Tracy Letts credited as playing...
Mr. Dashwood
- Mr. Dashwood: Tell her to make it short and spicy. And if the main character is a girl, make sure she's married by the end. Or dead, either way.
- Jo March: I took care to have a few of my sinners repent.
- Mr. Dashwood: The country just went through a war. People want to be amused, not preached at. Morals don't sell nowadays.
- Mrs. Dashwood: You never ask about my mother even when you know I've seen her.
- Mr. Dashwood: I assume she's still alive.

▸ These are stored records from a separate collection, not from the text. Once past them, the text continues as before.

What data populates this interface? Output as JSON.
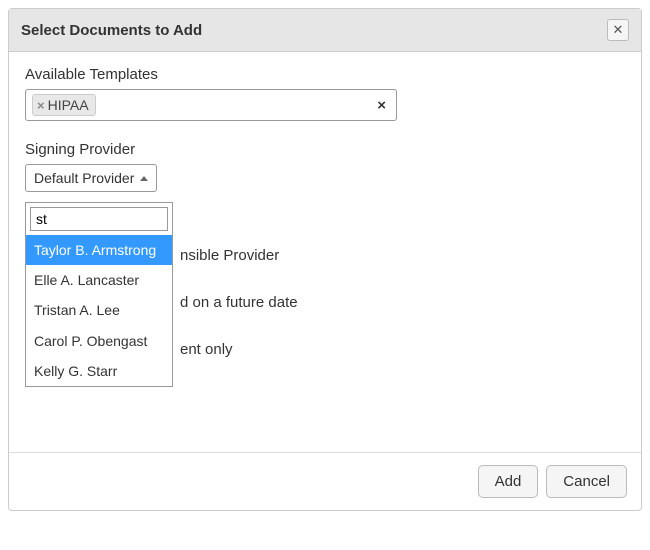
{
  "dialog": {
    "title": "Select Documents to Add"
  },
  "templates": {
    "label": "Available Templates",
    "selected": "HIPAA"
  },
  "provider": {
    "label": "Signing Provider",
    "button_text": "Default Provider",
    "search_value": "st",
    "options": [
      "Taylor B. Armstrong",
      "Elle A. Lancaster",
      "Tristan A. Lee",
      "Carol P. Obengast",
      "Kelly G. Starr"
    ]
  },
  "body_lines": {
    "l1": "nsible Provider",
    "l2": "d on a future date",
    "l3": "ent only"
  },
  "footer": {
    "add": "Add",
    "cancel": "Cancel"
  }
}
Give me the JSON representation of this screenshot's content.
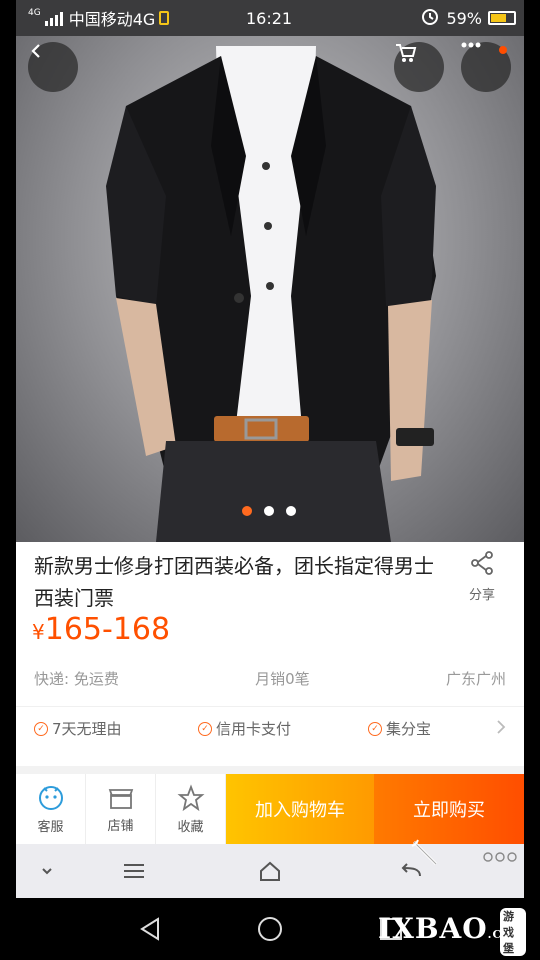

- Mrs. Dashwood: But I ask after your mother.
- Mr. Dashwood: And I have no idea why.
- Mrs. Dashwood: You're willfully missing the point.
- Mr. Dashwood: Frankly, I don't see why she didn't marry the neighbor.
- Jo March: Well, because the neighbor marries her sister.
- Mr. Dashwood: Right. Right, of course. So, who does she marry?
- Jo March: No one. She doesn't marry either of them.
- Mr. Dashwood: No. No! No, no, that won't work at all.
- Jo March: Well, she says the whole book that she doesn't want to marry.
- Mr. Dashwood: Who cares! Girls want to see women *married*, not consistent.
- Jo March: No, it isn't the right ending.
- Mr. Dashwood: The right ending is the one that sells. Trust me, if you decide to end your delightful book with your heroine a spinster, no one will buy it. It won't be worth printing.
- Jo March: Well, I suppose marriage has always been an economic proposition. Even in fiction.
- Mr. Dashwood: It's romance.
- Jo March: It's mercenary.
- Mr. Dashwood: Just end it that way, will you?